L´Hexaméron

Seuil 1990

4e de couverture

L’Hexaméron. Littéralement : six journées. Six écrivains d’aujourd’hui, dans l’ordre alphabétique, se sont distribué les jours d’une semaine : lundi (jour de la lune), mardi (jour de Mars), mercredi (jour de Mercure), jeudi (jour de Jupiter), vendredi (jour de Vénus), samedi (Jour de Saturne). Le Décaméron de Boccace était raconté en dix journées par sept femmes et trois jeunes gens. L’Heptaméron de Marguerite de Navarre en sept journées. L’Hexaméron de saint Ambroise (IVe siècle), inspiré, on s’en souvient, d’un précédent Hexaméron dû à Basile de Césarée, était constitué d’un ensemble d’homélies sur les six jours de la Création. Notre Hexaméron est le récit, par des voies différentes, de six journées de création littéraire. Une « Genèse », donc. Comme nous n’étions que six, la question du repos du septième jour ne s’est pas trouvée posée. Quand au sous-titre du livre, « Il y a prose et prose », libre à chacun de l’entendre comme il voudra, selon son humeur ou sa curiosité : c’est peut-être un simple constat, ou une provocation. Mais qui peut dire qu’il n’y a pas prose et prose ?

Les auteurs.

Extrait de la première journée (celle qui m’est échue)

Début

Ils tournent en moi, eux, la bâtisse comme emportés dans une mauvaise chaloupe, j’en reste envoûté.
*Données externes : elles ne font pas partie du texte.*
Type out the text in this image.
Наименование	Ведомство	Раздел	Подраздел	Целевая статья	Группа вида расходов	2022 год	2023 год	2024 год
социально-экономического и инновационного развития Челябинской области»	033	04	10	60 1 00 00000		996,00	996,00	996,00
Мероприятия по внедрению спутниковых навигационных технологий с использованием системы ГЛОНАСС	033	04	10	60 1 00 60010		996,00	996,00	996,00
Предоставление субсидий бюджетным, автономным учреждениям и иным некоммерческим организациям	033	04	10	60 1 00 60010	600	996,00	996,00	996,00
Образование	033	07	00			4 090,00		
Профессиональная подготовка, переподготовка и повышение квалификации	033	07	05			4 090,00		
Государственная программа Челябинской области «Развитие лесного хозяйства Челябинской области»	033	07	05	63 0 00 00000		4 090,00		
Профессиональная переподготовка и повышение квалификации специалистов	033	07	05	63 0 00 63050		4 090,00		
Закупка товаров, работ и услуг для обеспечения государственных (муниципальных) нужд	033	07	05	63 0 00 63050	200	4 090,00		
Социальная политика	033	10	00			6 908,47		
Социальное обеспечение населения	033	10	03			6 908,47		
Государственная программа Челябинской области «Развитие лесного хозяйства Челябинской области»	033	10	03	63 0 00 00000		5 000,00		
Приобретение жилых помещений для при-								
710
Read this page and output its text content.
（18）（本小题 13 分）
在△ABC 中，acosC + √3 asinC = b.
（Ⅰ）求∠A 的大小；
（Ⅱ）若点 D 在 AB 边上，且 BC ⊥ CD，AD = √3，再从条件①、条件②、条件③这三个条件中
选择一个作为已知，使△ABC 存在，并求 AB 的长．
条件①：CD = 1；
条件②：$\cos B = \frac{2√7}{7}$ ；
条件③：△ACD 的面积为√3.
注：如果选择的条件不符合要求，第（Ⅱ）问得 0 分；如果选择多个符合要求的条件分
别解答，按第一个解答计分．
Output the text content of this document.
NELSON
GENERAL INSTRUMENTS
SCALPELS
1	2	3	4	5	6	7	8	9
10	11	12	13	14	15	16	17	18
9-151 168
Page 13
Robert, Clémentine, sa robe à voile. Je les distingue mal, à cause du vent qu’il fait dans ma mémoire. Ils tournent, s’escamotent à une porte, ressortent. La tonnelle a été foutue en l’air, on ne pénètre plus les pièces du fond. Propriété en vente, une affiche a été placardée à l’entrée. Robert, le gardien, expédie les affaires courantes, gratte, calfate, réduit les interstices, donne des coups de marteau, grille à huiler, volet qui déraisonne. J’aperçois sa chemise à carreaux, il tient un instrument malade, malade d’avoir trop copiné avec la terre, bêche ou fourche ? Il enfouit quelque chose avec lui-même dans la remise. Autour, c’est la vaste écorcherie du parc à l’abandon, nos imaginaires sous les feuilles en troncs serrés, l’herbe folle qu’on fauche métaphysique jusqu’au mur. La guerre vient juste de passer, nous laissant un peu éventrés sur le bord de la route, mais encore vivants.